Ce même constat peut d'ailleurs être fait pour toute une série de commune de la périphérie bruxelloise et de la frontière linguistique.

Les accords de la Saint-Michel prévoyait une échappatoire en ce qui concerne le problème du refus de certaines institutions bruxelloises de respecter la législation sur l'emploi des langues en matière administrative.

La loi du 16 juillet 1993 a notamment complété l'article 61 des lois sur l'emploi des langues en matière administrative, coordonnées le 18 juillet 1966, par un paragraphe 8, qui vise notamment à conférer un droit de subrogation à la CPCL. Ainsi, la CPCL peut, depuis le 1er janvier 1995, dans un nombre limité de cas d'infractions à la législation linguistique de la part d'autorités bruxelloises, constater elle-même la nullité d'actes ou de documents illégaux. Elle peut ensuite se substituer à l'autorité qui refuse d'appliquer la législation linguistique. Concrètement, cela signifie que la CPCL peut faire elle-même, sur le plan linguistique, ce que l'autorité contrevenante refuse de faire, et ce, aux frais de cette dernière. La CPCL pourrait, par exemple, faire imprimer et diffuser, en lieu et place d'une administration bruxelloise récalcitrante, un document établi conformément aux dispositions de la loi sur l'emploi des langues en matière administrative, rédiger des actes elle-même, engager elle-même un guichetier néerlandophone pour une commune qui refuse d'en engager un, etc. Dans ces cas, la CPCL peut donc agir comme une autorité administrative, ce qui confère un caractère impératif et contraignant à ses actes.

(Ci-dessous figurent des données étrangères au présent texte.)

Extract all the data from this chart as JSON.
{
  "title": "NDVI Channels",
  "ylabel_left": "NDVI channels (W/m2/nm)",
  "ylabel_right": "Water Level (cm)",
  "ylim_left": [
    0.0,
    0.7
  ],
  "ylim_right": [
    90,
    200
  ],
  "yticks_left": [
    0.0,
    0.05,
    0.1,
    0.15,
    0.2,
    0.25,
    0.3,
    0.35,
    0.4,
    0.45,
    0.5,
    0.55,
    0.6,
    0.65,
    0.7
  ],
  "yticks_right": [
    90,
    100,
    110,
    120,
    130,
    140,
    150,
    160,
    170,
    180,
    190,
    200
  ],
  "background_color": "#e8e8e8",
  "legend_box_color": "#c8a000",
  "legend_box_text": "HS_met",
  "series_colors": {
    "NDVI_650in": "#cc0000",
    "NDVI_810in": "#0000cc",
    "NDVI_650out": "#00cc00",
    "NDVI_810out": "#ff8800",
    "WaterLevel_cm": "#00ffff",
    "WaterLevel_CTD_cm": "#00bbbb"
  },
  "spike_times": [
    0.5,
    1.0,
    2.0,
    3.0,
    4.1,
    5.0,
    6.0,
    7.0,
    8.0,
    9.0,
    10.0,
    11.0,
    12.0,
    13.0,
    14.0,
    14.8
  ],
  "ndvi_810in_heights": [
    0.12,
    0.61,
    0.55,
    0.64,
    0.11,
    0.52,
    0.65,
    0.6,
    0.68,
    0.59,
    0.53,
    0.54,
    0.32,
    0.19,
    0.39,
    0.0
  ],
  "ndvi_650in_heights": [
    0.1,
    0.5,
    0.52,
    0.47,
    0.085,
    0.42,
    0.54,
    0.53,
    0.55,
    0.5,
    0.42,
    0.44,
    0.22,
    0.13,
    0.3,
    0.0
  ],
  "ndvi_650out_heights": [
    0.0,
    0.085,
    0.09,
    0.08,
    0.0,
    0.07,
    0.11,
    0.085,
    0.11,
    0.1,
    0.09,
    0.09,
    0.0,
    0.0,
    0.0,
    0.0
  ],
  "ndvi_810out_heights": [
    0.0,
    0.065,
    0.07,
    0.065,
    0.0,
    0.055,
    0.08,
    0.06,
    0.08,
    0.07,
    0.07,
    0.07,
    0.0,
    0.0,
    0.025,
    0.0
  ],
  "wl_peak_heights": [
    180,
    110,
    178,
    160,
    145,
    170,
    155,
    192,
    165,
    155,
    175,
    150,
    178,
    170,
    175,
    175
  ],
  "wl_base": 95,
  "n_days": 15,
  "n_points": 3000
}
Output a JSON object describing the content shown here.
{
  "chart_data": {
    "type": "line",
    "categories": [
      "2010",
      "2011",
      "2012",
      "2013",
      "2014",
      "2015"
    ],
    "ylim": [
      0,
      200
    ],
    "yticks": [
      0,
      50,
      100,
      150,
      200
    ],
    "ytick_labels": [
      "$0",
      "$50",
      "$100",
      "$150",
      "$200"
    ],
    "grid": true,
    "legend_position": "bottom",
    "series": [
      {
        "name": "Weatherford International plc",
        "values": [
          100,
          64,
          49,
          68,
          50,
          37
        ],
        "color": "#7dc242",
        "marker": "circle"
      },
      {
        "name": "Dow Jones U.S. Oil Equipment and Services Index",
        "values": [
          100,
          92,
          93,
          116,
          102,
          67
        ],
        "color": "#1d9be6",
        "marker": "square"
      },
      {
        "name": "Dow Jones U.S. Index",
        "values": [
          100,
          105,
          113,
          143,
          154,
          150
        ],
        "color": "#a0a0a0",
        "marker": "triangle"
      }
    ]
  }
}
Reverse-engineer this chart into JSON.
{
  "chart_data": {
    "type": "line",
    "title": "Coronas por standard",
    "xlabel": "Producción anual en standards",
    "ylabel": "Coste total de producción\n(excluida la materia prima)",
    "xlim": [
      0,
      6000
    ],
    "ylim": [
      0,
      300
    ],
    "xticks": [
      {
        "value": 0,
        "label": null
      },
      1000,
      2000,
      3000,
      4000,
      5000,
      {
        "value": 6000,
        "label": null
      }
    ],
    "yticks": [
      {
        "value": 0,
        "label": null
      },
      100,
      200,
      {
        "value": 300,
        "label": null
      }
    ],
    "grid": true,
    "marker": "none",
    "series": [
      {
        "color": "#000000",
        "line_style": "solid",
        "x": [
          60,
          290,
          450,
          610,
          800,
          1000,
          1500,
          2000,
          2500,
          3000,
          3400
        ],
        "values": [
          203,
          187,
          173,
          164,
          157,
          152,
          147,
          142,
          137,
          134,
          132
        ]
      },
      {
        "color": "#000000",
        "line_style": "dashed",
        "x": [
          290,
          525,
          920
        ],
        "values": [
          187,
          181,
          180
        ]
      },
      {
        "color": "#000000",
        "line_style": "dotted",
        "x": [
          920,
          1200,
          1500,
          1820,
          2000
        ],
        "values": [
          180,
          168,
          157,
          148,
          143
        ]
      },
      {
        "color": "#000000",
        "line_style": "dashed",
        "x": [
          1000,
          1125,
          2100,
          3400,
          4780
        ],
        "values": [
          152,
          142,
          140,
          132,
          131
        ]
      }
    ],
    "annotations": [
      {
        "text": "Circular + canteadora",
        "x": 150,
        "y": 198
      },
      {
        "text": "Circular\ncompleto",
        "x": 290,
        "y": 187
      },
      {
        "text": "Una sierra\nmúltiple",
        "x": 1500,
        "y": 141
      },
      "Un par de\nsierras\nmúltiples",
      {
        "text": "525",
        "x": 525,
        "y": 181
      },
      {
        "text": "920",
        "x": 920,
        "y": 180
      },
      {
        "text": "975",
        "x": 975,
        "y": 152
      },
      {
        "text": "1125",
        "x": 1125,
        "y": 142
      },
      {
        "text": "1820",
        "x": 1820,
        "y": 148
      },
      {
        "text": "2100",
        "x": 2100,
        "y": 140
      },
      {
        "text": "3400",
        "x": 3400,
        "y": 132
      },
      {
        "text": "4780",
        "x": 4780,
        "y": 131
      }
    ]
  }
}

L'application de cette procédure est toutefois soumise aux restrictions suivantes:

— la procédure est applicable aux plaintes émanant de personnes domiciliées dans la Région de Bruxelles-Capitale;

— les plaintes doivent avoir été déposées par des particuliers;

— ces particuliers doivent en outre justifier d'un intérêt dans l'affaire qu'ils dénoncent;

— elle ne peut par ailleurs être appliquée que si les plaintes concernent l'emploi des langues des autorités administratives bruxelloises dans leurs relations avec les particuliers et le public. Ces plaintes doivent porter sur les sept matières suivantes: 1. les avis, communications et formulaires destinés au public, en ce compris les communications relatives à l'état civil; 2. les avis et communications destinés aux touristes; 3. les rapports avec les particuliers, en ce compris les réponses aux particuliers; 4. les actes qui concernent les particuliers, en ce compris leur traduction certifiée conforme; 5. les certificats, déclarations, autorisations et permis à délivrer aux particuliers, en ce compris leur traduction certifiée conforme; 6. les diplômes, attestations et certificats d'études et 7. la publication d'arrêtés royaux et ministériels;

— enfin, il y a un délai de prescription de cinq ans.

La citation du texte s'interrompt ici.